Let’s use aCount and bCount to keep track of unpaired 'a's and 'b's respectively.

  1. When we come across an a, we simply increment aCount. We don't immediately pair it because a future 'b' might form a higher-scoring "ab" pair.
  2. When we encounter a b, we have two choices. If there's an unpaired a available (aCount > 0), we immediately form an "ab" pair, decrement aCount, and add points, since this is the most profitable option. Otherwise, we increment bCount for potential future "ba" pairs.
  3. When we encounter a non a or b character, it acts as a barrier. We form as many "ba" pairs as possible, add the points, and reset the counters. This segmentation ensures we don't incorrectly pair across these barriers.

However, all of this is valid when “ab” is the higher-scoring substring. What if “ba” is the more profitable one? An easy trick to fix this is to simply reverse the given string s and flip the values of x and y.

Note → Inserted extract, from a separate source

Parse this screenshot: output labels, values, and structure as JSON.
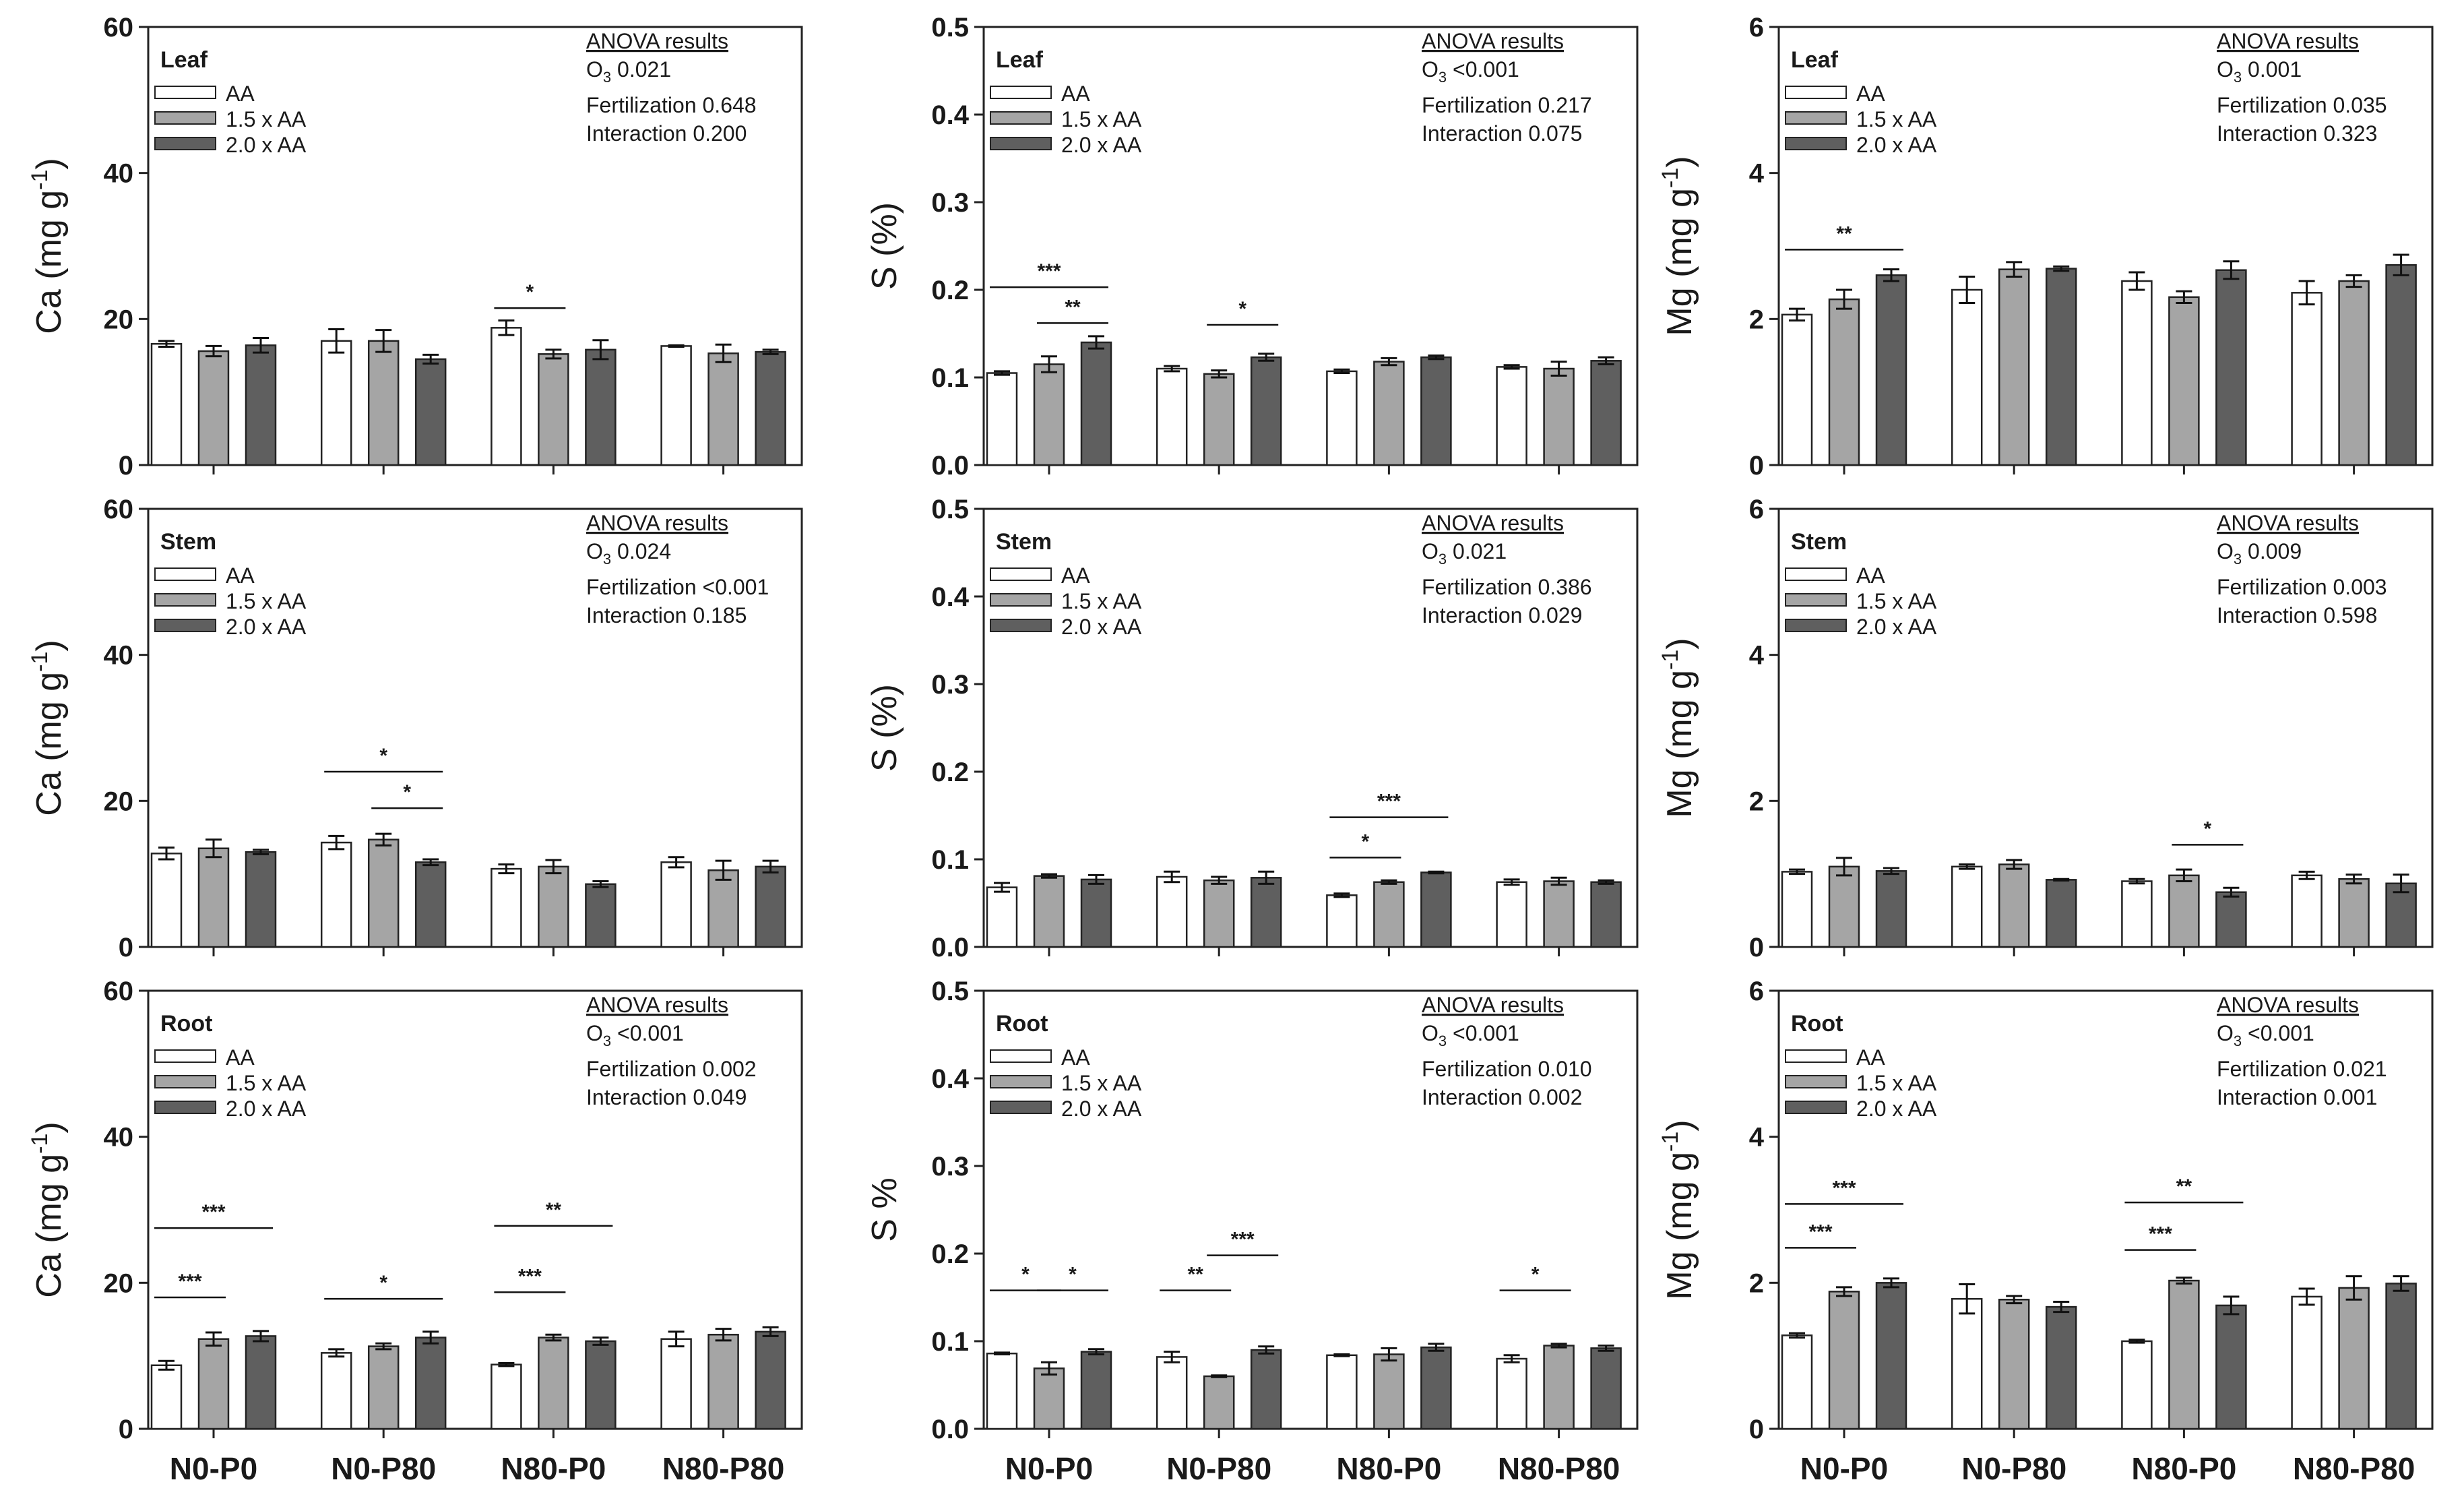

Since the order of counting does not matter, all "ba" substrings present in s are now "ab" and vice-versa.

class Solution {

public int maximumGain(String s, int x, int y) {
// Ensure "ab" always has higher points than "ba"
if (x < y) {
// Swap points
int temp = x;
x = y;
y = temp;
// Reverse the string to maintain logic
s = new StringBuilder(s).reverse().toString();
}

int aCount = 0, bCount = 0, totalPoints = 0;

for (int i = 0; i < s.length(); i++) {
char currentChar = s.charAt(i);

if (currentChar == 'a') {
aCount++;
} else if (currentChar == 'b') {
if (aCount > 0) {
// Can form "ab", remove it and add points
aCount--;
totalPoints += x;
} else {
// Can't form "ab", keep 'b' for potential future "ba"
bCount++;
}
} else {
// Non 'a' or 'b' character encountered
// Calculate points for any remaining "ba" pairs
totalPoints += Math.min(bCount, aCount) * y;
// Reset counters for next segment
// BECAUSE YOU CAN'T REMOVE ANY AB OR BC...
// SEE THE SIMULATION FOR EASIER UNDERSTANDING
aCount = bCount = 0;
}
}

// Calculate points for any remaining "ba" pairs at the end
totalPoints += Math.min(bCount, aCount) * y;

return totalPoints;
}
}

Complexity Analysis

Let n be the length of the given string s.

  • Time complexity: O(n)
  • The algorithm reverses the string in the worst case and iterates over each character of the string exactly once, with each operation taking O(n) time. Therefore, the time complexity of the algorithm is O(n).
  • Space complexity: O(1) or O(n)
  • In the C++ implementation of the algorithm, the string reversal takes constant space since reverse() flips the string in-place.
  • For the Java and Python3 implementations, the string reversal requires O(n) space.
  • We do not use any other data structures that scale with the input size. Therefore, the space complexity of the algorithm is O(1) for C++, and O(n) for Java and Python3.